William did not play cricket but he was extremely knowledgea­ble about the game and valued as an umpire. He volunteere­d to stand in a house match involving a team of a master who had upset him by failing him in a Greek test. He gave one boy out LBW for a ball that hit him on the shoulder, another run out when Mogg himself had impeded him, yet another out caught by the wicket-keeper when he was certainly dropped. And so it went on until the Greek master’s team had lost. “An extraordin­ary run of misfortune, Sir,” said William.

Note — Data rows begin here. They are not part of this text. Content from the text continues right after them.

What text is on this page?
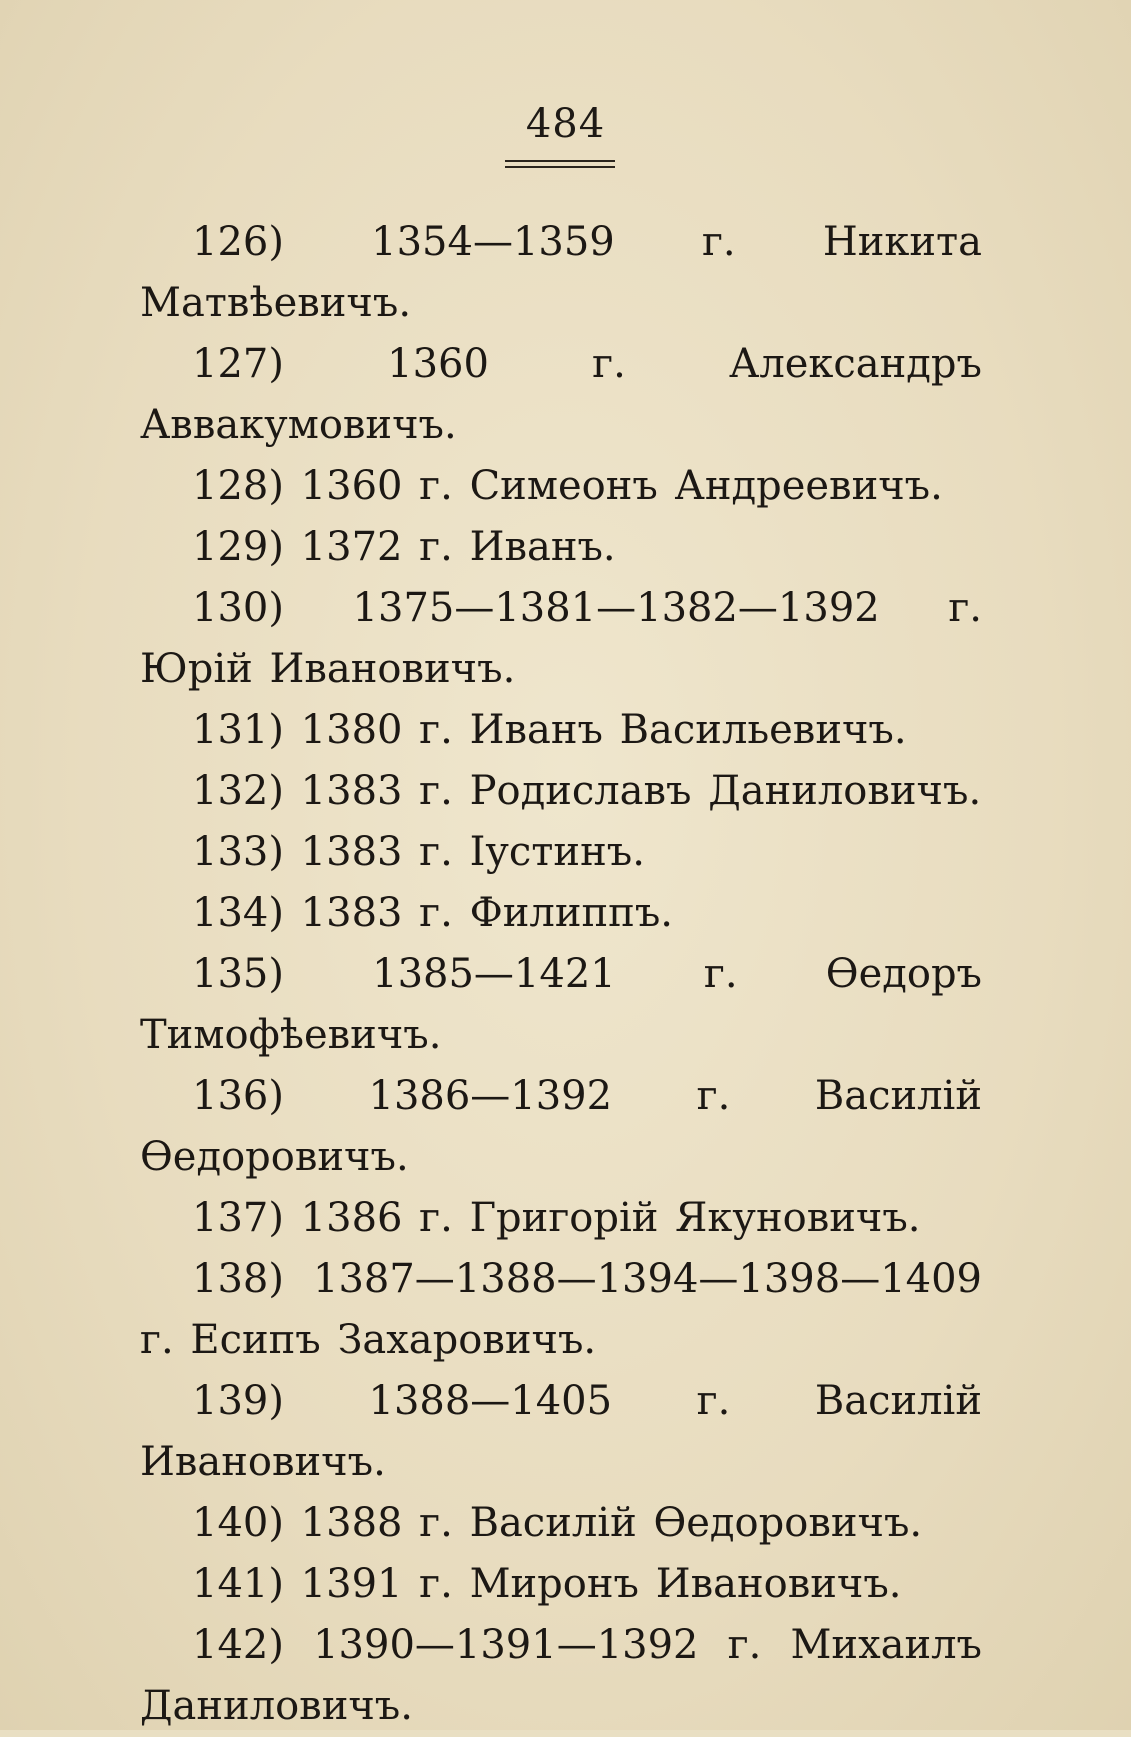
484

126) 1354—1359 г. Никита Матвѣевичъ.

127) 1360 г. Александръ Аввакумовичъ.

128) 1360 г. Симеонъ Андреевичъ.

129) 1372 г. Иванъ.

130) 1375—1381—1382—1392 г. Юрій Ивановичъ.

131) 1380 г. Иванъ Васильевичъ.

132) 1383 г. Родиславъ Даниловичъ.

133) 1383 г. Іустинъ.

134) 1383 г. Филиппъ.

135) 1385—1421 г. Ѳедоръ Тимофѣевичъ.

136) 1386—1392 г. Василій Ѳедоровичъ.

137) 1386 г. Григорій Якуновичъ.

138) 1387—1388—1394—1398—1409 г. Есипъ Захаровичъ.

139) 1388—1405 г. Василій Ивановичъ.

140) 1388 г. Василій Ѳедоровичъ.

141) 1391 г. Миронъ Ивановичъ.

142) 1390—1391—1392 г. Михаилъ Даниловичъ.
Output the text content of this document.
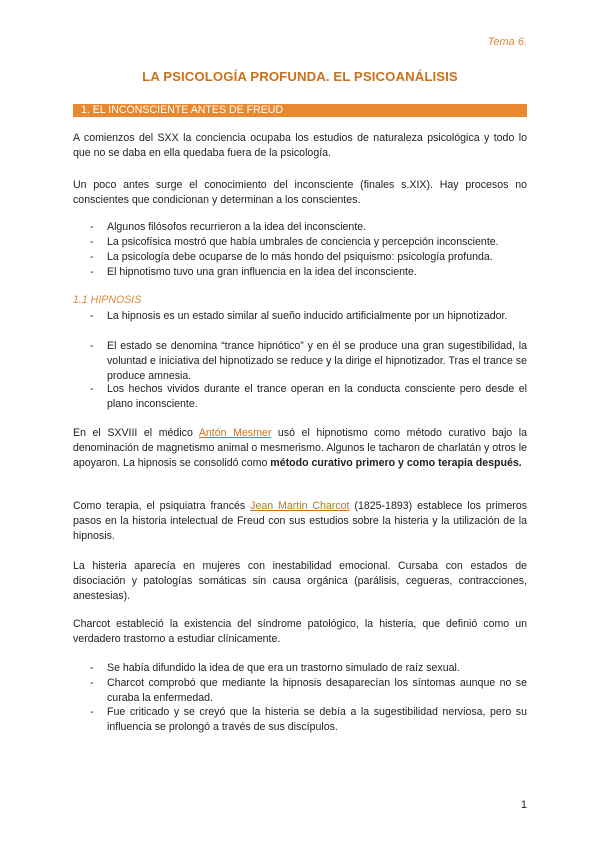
Tema 6.
LA PSICOLOGÍA PROFUNDA. EL PSICOANÁLISIS
1. EL INCONSCIENTE ANTES DE FREUD
A comienzos del SXX la conciencia ocupaba los estudios de naturaleza psicológica y todo lo que no se daba en ella quedaba fuera de la psicología.
Un poco antes surge el conocimiento del inconsciente (finales s.XIX). Hay procesos no conscientes que condicionan y determinan a los conscientes.
- Algunos filósofos recurrieron a la idea del inconsciente.
- La psicofísica mostró que había umbrales de conciencia y percepción inconsciente.
- La psicología debe ocuparse de lo más hondo del psiquismo: psicología profunda.
- El hipnotismo tuvo una gran influencia en la idea del inconsciente.
1.1 HIPNOSIS
- La hipnosis es un estado similar al sueño inducido artificialmente por un hipnotizador.
- El estado se denomina “trance hipnótico” y en él se produce una gran sugestibilidad, la voluntad e iniciativa del hipnotizado se reduce y la dirige el hipnotizador. Tras el trance se produce amnesia.
- Los hechos vividos durante el trance operan en la conducta consciente pero desde el plano inconsciente.
En el SXVIII el médico Antón Mesmer usó el hipnotismo como método curativo bajo la denominación de magnetismo animal o mesmerismo. Algunos le tacharon de charlatán y otros le apoyaron. La hipnosis se consolidó como método curativo primero y como terapia después.
Como terapia, el psiquiatra francés Jean Martin Charcot (1825-1893) establece los primeros pasos en la historia intelectual de Freud con sus estudios sobre la histeria y la utilización de la hipnosis.
La histeria aparecía en mujeres con inestabilidad emocional. Cursaba con estados de disociación y patologías somáticas sin causa orgánica (parálisis, cegueras, contracciones, anestesias).
Charcot estableció la existencia del síndrome patológico, la histeria, que definió como un verdadero trastorno a estudiar clínicamente.
- Se había difundido la idea de que era un trastorno simulado de raíz sexual.
- Charcot comprobó que mediante la hipnosis desaparecían los síntomas aunque no se curaba la enfermedad.
- Fue criticado y se creyó que la histeria se debía a la sugestibilidad nerviosa, pero su influencia se prolongó a través de sus discípulos.
1
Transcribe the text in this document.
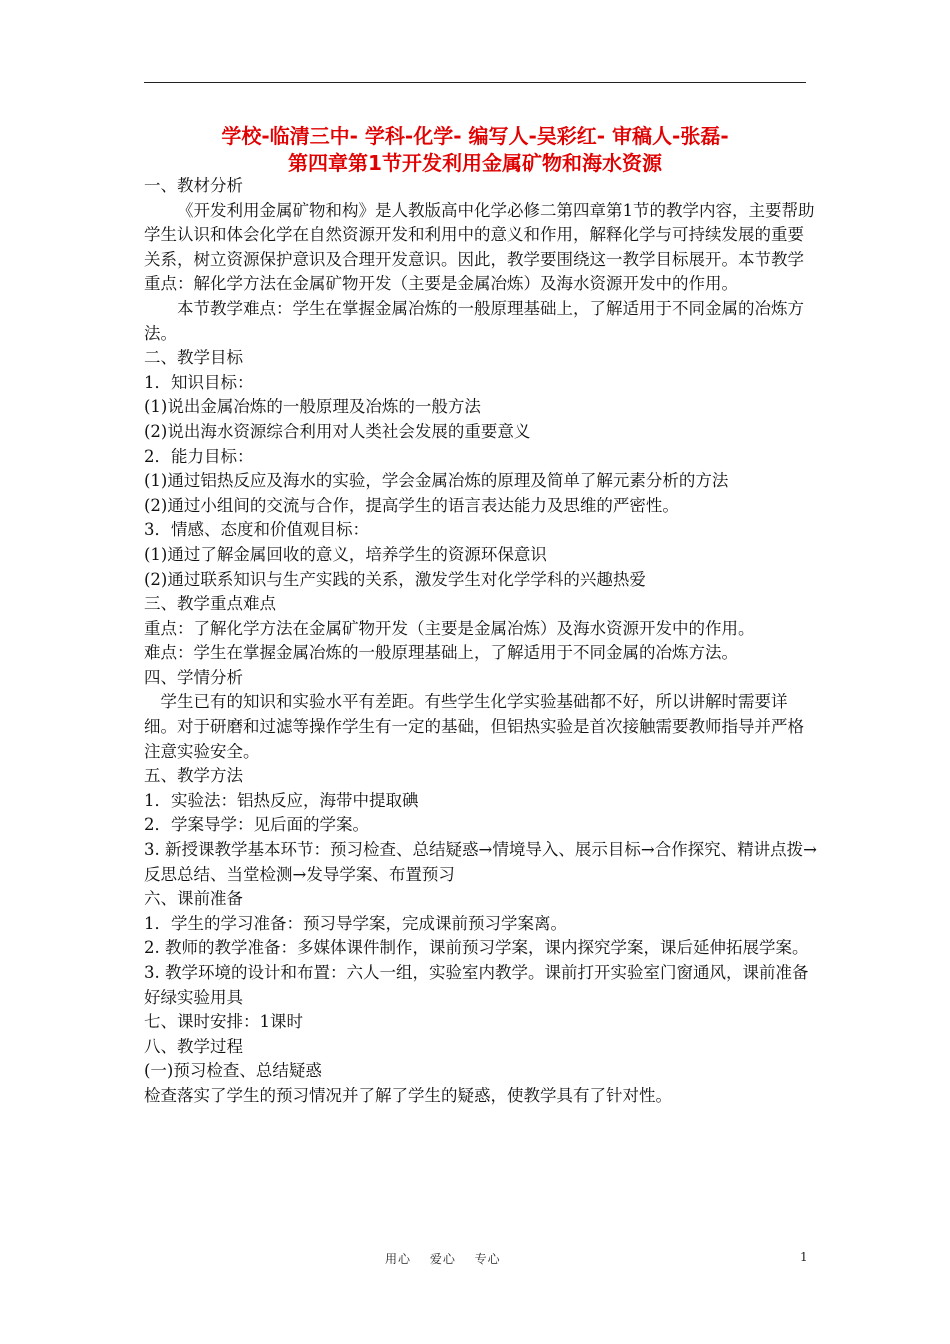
学校-临清三中- 学科-化学- 编写人-吴彩红- 审稿人-张磊-
第四章第1节开发利用金属矿物和海水资源

一、教材分析

《开发利用金属矿物和构》是人教版高中化学必修二第四章第1节的教学内容，主要帮助学生认识和体会化学在自然资源开发和利用中的意义和作用，解释化学与可持续发展的重要关系，树立资源保护意识及合理开发意识。因此，教学要围绕这一教学目标展开。本节教学重点：解化学方法在金属矿物开发（主要是金属冶炼）及海水资源开发中的作用。

本节教学难点：学生在掌握金属冶炼的一般原理基础上，了解适用于不同金属的冶炼方法。

二、教学目标

1．知识目标：

(1)说出金属冶炼的一般原理及冶炼的一般方法

(2)说出海水资源综合利用对人类社会发展的重要意义

2．能力目标：

(1)通过铝热反应及海水的实验，学会金属冶炼的原理及简单了解元素分析的方法

(2)通过小组间的交流与合作，提高学生的语言表达能力及思维的严密性。

3．情感、态度和价值观目标：

(1)通过了解金属回收的意义，培养学生的资源环保意识

(2)通过联系知识与生产实践的关系，激发学生对化学学科的兴趣热爱

三、教学重点难点

重点：了解化学方法在金属矿物开发（主要是金属冶炼）及海水资源开发中的作用。

难点：学生在掌握金属冶炼的一般原理基础上，了解适用于不同金属的冶炼方法。

四、学情分析

学生已有的知识和实验水平有差距。有些学生化学实验基础都不好，所以讲解时需要详细。对于研磨和过滤等操作学生有一定的基础，但铝热实验是首次接触需要教师指导并严格注意实验安全。

五、教学方法

1．实验法：铝热反应，海带中提取碘

2．学案导学：见后面的学案。

3. 新授课教学基本环节：预习检查、总结疑惑→情境导入、展示目标→合作探究、精讲点拨→反思总结、当堂检测→发导学案、布置预习

六、课前准备

1．学生的学习准备：预习导学案，完成课前预习学案离。

2. 教师的教学准备：多媒体课件制作，课前预习学案，课内探究学案，课后延伸拓展学案。3. 教学环境的设计和布置：六人一组，实验室内教学。课前打开实验室门窗通风，课前准备好绿实验用具

七、课时安排：1课时

八、教学过程

(一)预习检查、总结疑惑

检查落实了学生的预习情况并了解了学生的疑惑，使教学具有了针对性。

用心 爱心 专心	1
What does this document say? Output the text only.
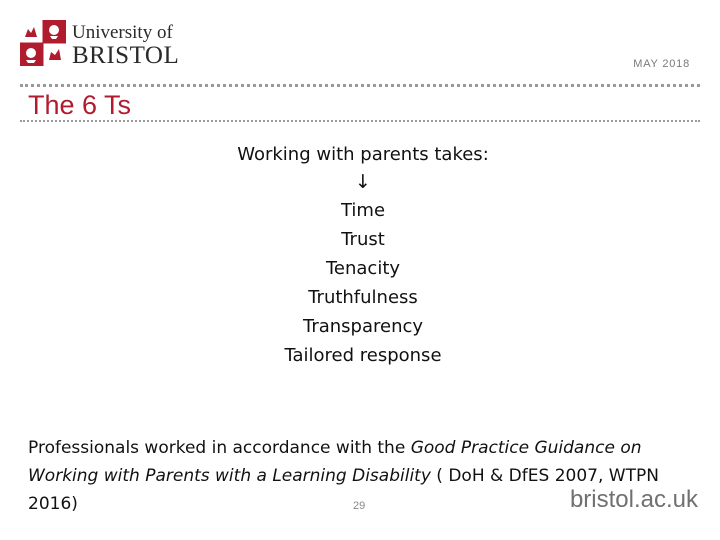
University of
BRISTOL	MAY 2018
The 6 Ts
Working with parents takes:
↓
Time
Trust
Tenacity
Truthfulness
Transparency
Tailored response
Professionals worked in accordance with the Good Practice Guidance on Working with Parents with a Learning Disability ( DoH & DfES 2007, WTPN 2016)	29	bristol.ac.uk
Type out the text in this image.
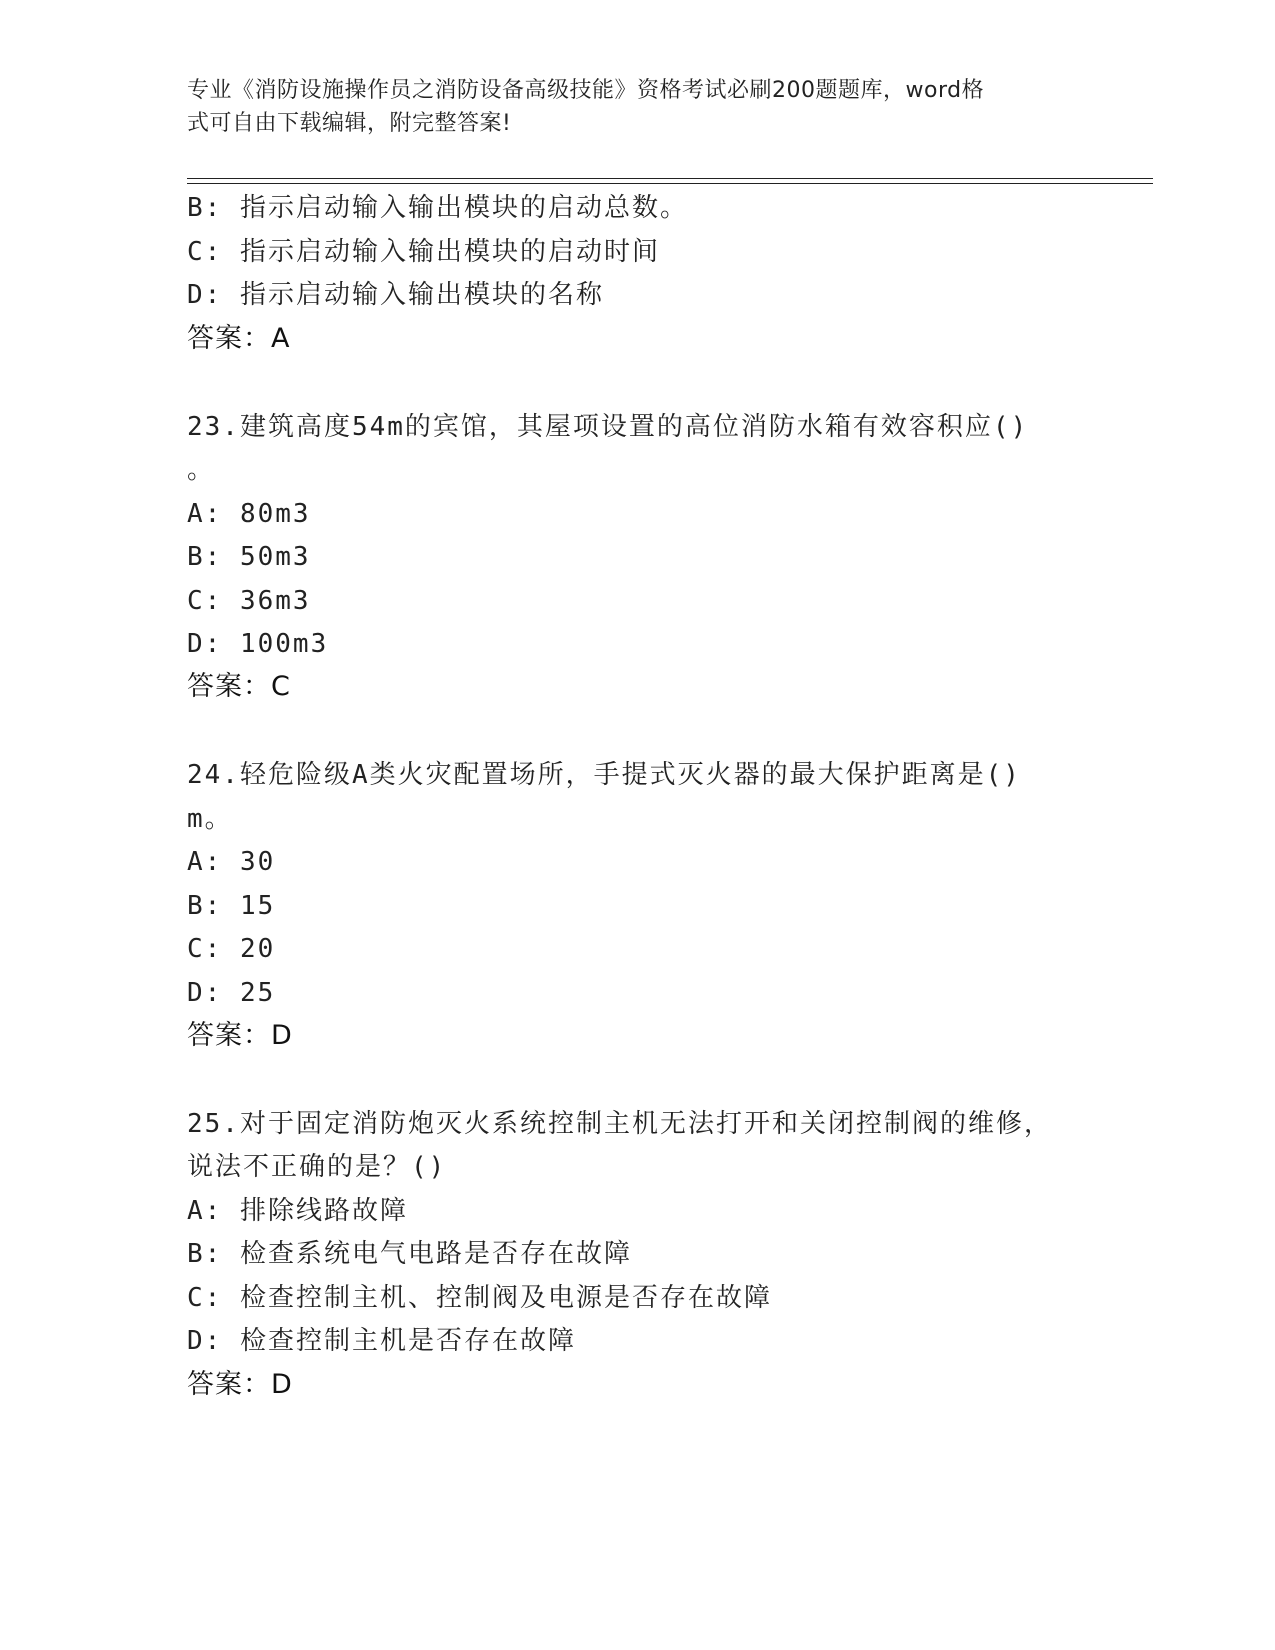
专业《消防设施操作员之消防设备高级技能》资格考试必刷200题题库，word格
式可自由下载编辑，附完整答案!
B: 指示启动输入输出模块的启动总数。
C: 指示启动输入输出模块的启动时间
D: 指示启动输入输出模块的名称
答案：A
23.建筑高度54m的宾馆，其屋项设置的高位消防水箱有效容积应()
。
A: 80m3
B: 50m3
C: 36m3
D: 100m3
答案：C
24.轻危险级A类火灾配置场所，手提式灭火器的最大保护距离是()
m。
A: 30
B: 15
C: 20
D: 25
答案：D
25.对于固定消防炮灭火系统控制主机无法打开和关闭控制阀的维修，
说法不正确的是？()
A: 排除线路故障
B: 检查系统电气电路是否存在故障
C: 检查控制主机、控制阀及电源是否存在故障
D: 检查控制主机是否存在故障
答案：D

Father and son, both with a strong and historic vision of England, have a staunch aversion to the EU. In 1993 William brought a (failed) legal case challengin­g the government’s policy over the Maastricht agreement. Now Jacob is a leading Brexit enthusiast though not a tub-thumper (Jacob is not the sort who thumps a tub).

Strategy or the demands of his sixweek sixth son, or both, have meant Jacob has been very much around this August, a good place to be if you want to fill the gap an absent parliament leaves. Yesterday he was on the Today programme talking about pronunciat­ion, nary (18th century for never) putting a syllable wrong.